We move more earth and stone than all the world's rivers. We are changing the chemistry of the atmosphere all life breathes. We are on pace to eat to death half of the other life currently sharing the planet with us. There is nothing on Earth untouched by man — whether it be the soot from fossil fuels darkening polar snows or the very molecules incorporated into a tree trunk. Humanity has become a global force whose exploits will be written in rock for millennia.
We can think of our Anthropocene as a steam-punk thing, only as old as James Watt's invention of a practical coal-burning steam engine way back in 1776. Or we can see it stretch back millions of years to when early Homo sapiens may have driven large carnivores like sabre-tooth tigers to extinction. Still, nothing compares to the Atomic Age, which spread rare, long-lived elements across the planet — a unique human signature. And our mark will remain in the atmosphere for tens of thousands of years, elevated levels of carbon dioxide keeping the planet warmer than it would otherwise be. If people, plants or animals don't like the climate in 2100, 2500 or even 25000 they will have us to blame.

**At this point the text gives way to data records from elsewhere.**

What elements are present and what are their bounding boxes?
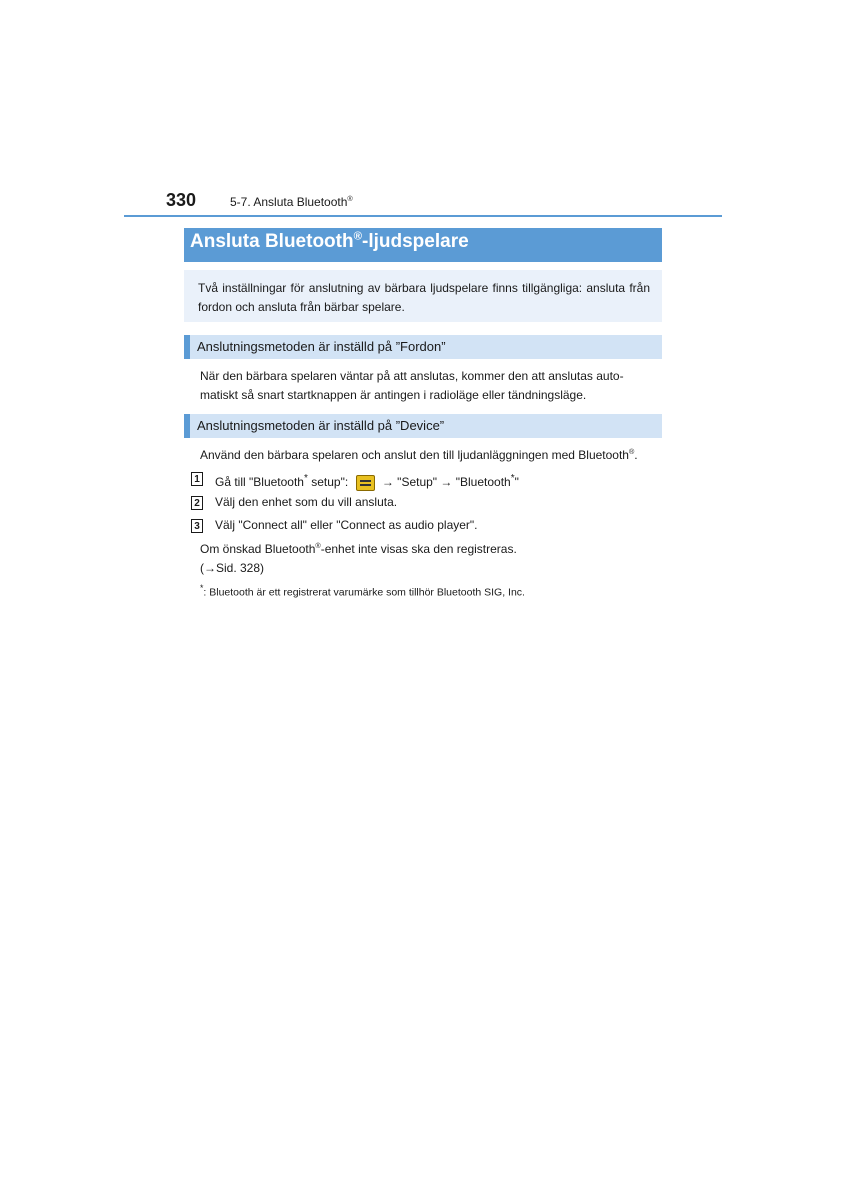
- page-number: 330: [166, 190, 197, 210]
- step-number: 1: [191, 472, 203, 486]
- step-1-text: [215, 469, 519, 492]
- note-line1-pre: Om önskad Bluetooth: [200, 542, 316, 556]
- device-intro-end: .: [634, 448, 638, 462]
- title-bar: [184, 228, 662, 262]
- section-reference-text: 5-7. Ansluta Bluetooth: [230, 195, 348, 209]
- step-3-text: Välj "Connect all" eller "Connect as audio player".: [215, 518, 478, 532]
- step-1-mid: setup":: [307, 475, 352, 489]
- asterisk: *: [200, 583, 204, 593]
- page-reference-link[interactable]: (→Sid. 328): [200, 561, 265, 575]
- device-intro: [200, 446, 638, 465]
- footnote-text: : Bluetooth är ett registrerat varumärke som tillhör Bluetooth SIG, Inc.: [203, 586, 525, 599]
- subheading-device: [184, 414, 662, 438]
- step-1-end: ": [514, 475, 519, 489]
- fordon-text-line2: matiskt så snart startknappen är antingen i radioläge eller tändningsläge.: [200, 388, 587, 402]
- step-1-pre: Gå till "Bluetooth: [215, 475, 304, 489]
- page-title-part1: Ansluta Bluetooth: [190, 231, 354, 252]
- header-rule: [124, 215, 722, 217]
- subheading-fordon-text: Anslutningsmetoden är inställd på ”Fordon”: [197, 339, 446, 354]
- step-1-post: → "Setup" → "Bluetooth: [378, 475, 511, 489]
- registered-mark: ®: [315, 541, 321, 550]
- page-title: [190, 231, 469, 253]
- registered-mark: ®: [347, 194, 353, 203]
- setup-menu-icon: [356, 475, 375, 491]
- registered-mark: ®: [628, 447, 635, 456]
- asterisk: *: [303, 473, 308, 484]
- subheading-device-text: Anslutningsmetoden är inställd på ”Device”: [197, 418, 445, 433]
- note-line1: [200, 540, 517, 559]
- step-2-text: Välj den enhet som du vill ansluta.: [215, 495, 398, 509]
- note-line1-post: -enhet inte visas ska den registreras.: [320, 542, 517, 556]
- device-intro-text: Använd den bärbara spelaren och anslut den till ljudanläggningen med Bluetooth: [200, 448, 629, 462]
- asterisk: *: [510, 473, 515, 484]
- intro-text: Två inställningar för anslutning av bärbara ljudspelare finns tillgängliga: ansluta från fordon och ansluta från bärbar spelare.: [198, 281, 650, 314]
- fordon-text-line1: När den bärbara spelaren väntar på att anslutas, kommer den att anslutas auto-: [200, 369, 624, 383]
- footnote: [200, 583, 525, 599]
- intro-box: [184, 270, 662, 322]
- section-reference: [230, 195, 353, 209]
- step-number: 2: [191, 496, 203, 510]
- subheading-fordon: [184, 335, 662, 359]
- page-title-part2: -ljudspelare: [362, 231, 469, 252]
- registered-mark: ®: [353, 230, 363, 243]
- step-number: 3: [191, 519, 203, 533]
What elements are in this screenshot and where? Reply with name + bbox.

As a writer who covers the Anthropocene, I follow all the talk, and it’s hard to think of another area of scientific inquiry where there is so much doubt, and, in fact, straight rejection, of the proofs we have been seeing. The apparently opposing realms of science and fiction have never been more intertwined.
Naturally, much of the writing on the Anthropocene is, was, and will always be in the realm of so-called scientific literature. The ultimate significance of the proofs laying out in minute detail how carbon from the Cretaceous is changing seashells in the Pacific today, among other enlightenments, remains unknown. But what people choose to believe (or not believe) will likely have a tremendous impact on the future of the planet.
In literary terms, Bill McKibben's 1989 The End of Nature represents a modern turning point in the writing of the Anthropocene. The book marks the beginning of a single life form coming to consciousness about its own efforts at terraforming terra herself. (The algae, as in all things, got there first — billions of years ago — but, presumably, they didn't fill the atmosphere with oxygen consciously.)